As I wrote about yesterday, Alitalia employees essentially just voted in such a way that the airline will shortly be going out of business (or perhaps the way they see it, they’re calling the bluffs of management and the government and expecting to be bailed out for the umpteenth time).
Alitalia has been in a terrible financial situation for a long time, though it has been especially bad lately. They’ve been on the verge of liquidation, but for political reasons got a new business plan approved by the board that would have kept them alive (see yesterday’s post for more on that).
However, the new business plan being approved was contingent upon layoffs and also employees taking pay cuts, and that’s something employees voted against. As a result, Alitalia is out of luck — their creditors won’t fund their new business plan (or more accurately they don’t have a new business plan, since it was contingent upon employees agreeing to it), the government won’t bail them out, and the airline will run out of cash in the coming weeks.
Today, Italy’s transport minister, Graziano Delrio, has announced that Alitalia will be sold to the highest bidder, and that the government absolutely won’t bail them out. Per DW:
“Somebody believed that there would have been yet another public rescue. I will say it clearly: there will not be one,” he told the La Stampa newspaper.
Asked about the possibility of Lufthansa, Europe’s largest airline, taking over the ailing airline, Delrio said: “There are no obstacles, but it is up to shareholders to take decisions. The ball is in their court.”
Italian press reports have repeatedly speculated about a Lufthansa bid, but the German firm has not expressed any interest publicly.

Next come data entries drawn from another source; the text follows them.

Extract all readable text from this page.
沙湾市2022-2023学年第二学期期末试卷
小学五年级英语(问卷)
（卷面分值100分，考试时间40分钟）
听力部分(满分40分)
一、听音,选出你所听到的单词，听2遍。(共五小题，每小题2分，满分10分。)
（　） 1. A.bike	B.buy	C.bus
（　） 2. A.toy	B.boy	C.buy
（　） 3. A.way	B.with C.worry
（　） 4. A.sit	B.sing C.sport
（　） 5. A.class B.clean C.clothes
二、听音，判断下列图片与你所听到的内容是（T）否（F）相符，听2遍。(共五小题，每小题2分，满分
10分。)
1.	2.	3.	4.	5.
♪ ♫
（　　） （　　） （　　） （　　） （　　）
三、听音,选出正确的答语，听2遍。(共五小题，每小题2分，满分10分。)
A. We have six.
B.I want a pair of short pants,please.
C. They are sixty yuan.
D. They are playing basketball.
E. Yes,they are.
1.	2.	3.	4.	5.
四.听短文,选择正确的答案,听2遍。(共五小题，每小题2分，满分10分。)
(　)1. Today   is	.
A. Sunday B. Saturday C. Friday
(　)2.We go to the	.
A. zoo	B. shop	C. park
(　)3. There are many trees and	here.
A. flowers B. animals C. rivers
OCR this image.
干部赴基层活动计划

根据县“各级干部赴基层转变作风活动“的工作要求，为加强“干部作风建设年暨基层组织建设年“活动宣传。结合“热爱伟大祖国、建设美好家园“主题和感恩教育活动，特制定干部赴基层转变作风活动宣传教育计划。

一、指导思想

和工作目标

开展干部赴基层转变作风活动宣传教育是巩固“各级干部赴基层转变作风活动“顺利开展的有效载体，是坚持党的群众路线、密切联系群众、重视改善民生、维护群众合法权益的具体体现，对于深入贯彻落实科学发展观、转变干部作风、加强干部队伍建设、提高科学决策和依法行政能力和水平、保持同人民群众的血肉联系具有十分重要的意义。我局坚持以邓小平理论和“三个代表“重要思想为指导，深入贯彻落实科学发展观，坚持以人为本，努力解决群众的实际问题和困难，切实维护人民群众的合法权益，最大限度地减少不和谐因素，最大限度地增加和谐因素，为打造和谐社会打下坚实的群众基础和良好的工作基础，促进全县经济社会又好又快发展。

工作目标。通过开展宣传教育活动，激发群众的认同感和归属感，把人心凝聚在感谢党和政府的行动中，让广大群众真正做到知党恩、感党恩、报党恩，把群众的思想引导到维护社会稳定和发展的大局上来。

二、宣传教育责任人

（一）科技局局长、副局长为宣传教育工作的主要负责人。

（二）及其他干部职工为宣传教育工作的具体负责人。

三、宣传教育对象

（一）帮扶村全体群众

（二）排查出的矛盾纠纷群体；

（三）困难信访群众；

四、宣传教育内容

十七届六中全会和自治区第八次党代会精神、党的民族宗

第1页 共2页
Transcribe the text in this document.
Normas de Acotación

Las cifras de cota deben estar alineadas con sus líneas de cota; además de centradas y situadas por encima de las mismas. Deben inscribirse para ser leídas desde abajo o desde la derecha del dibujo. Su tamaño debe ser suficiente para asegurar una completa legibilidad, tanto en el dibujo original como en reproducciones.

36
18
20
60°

However, with rumors of the airline only having enough cash to keep flying for 2-3 weeks, the government does say that they’re willing to offer Alitalia a bridging loan:
In another interview, industry minister Carlo Calenda – who brokered negotiations on the rejected rescue plan – said the government would only be prepared to offer Alitalia a six-month bridging loan worth between 300 and 400 million euros. The funding was intended to keep Alitalia’s flight operations going until a new owner had been found, he told the Radio 24 broadcaster.
With all parties (employees, Alitalia management, and the government) standing firm, it will be very interesting to see what happens next. I wouldn’t be surprised to see a deal made with another European airline, though I hope they know what they’re getting themselves into. It certainly won’t be business as usual much longer for Alitalia.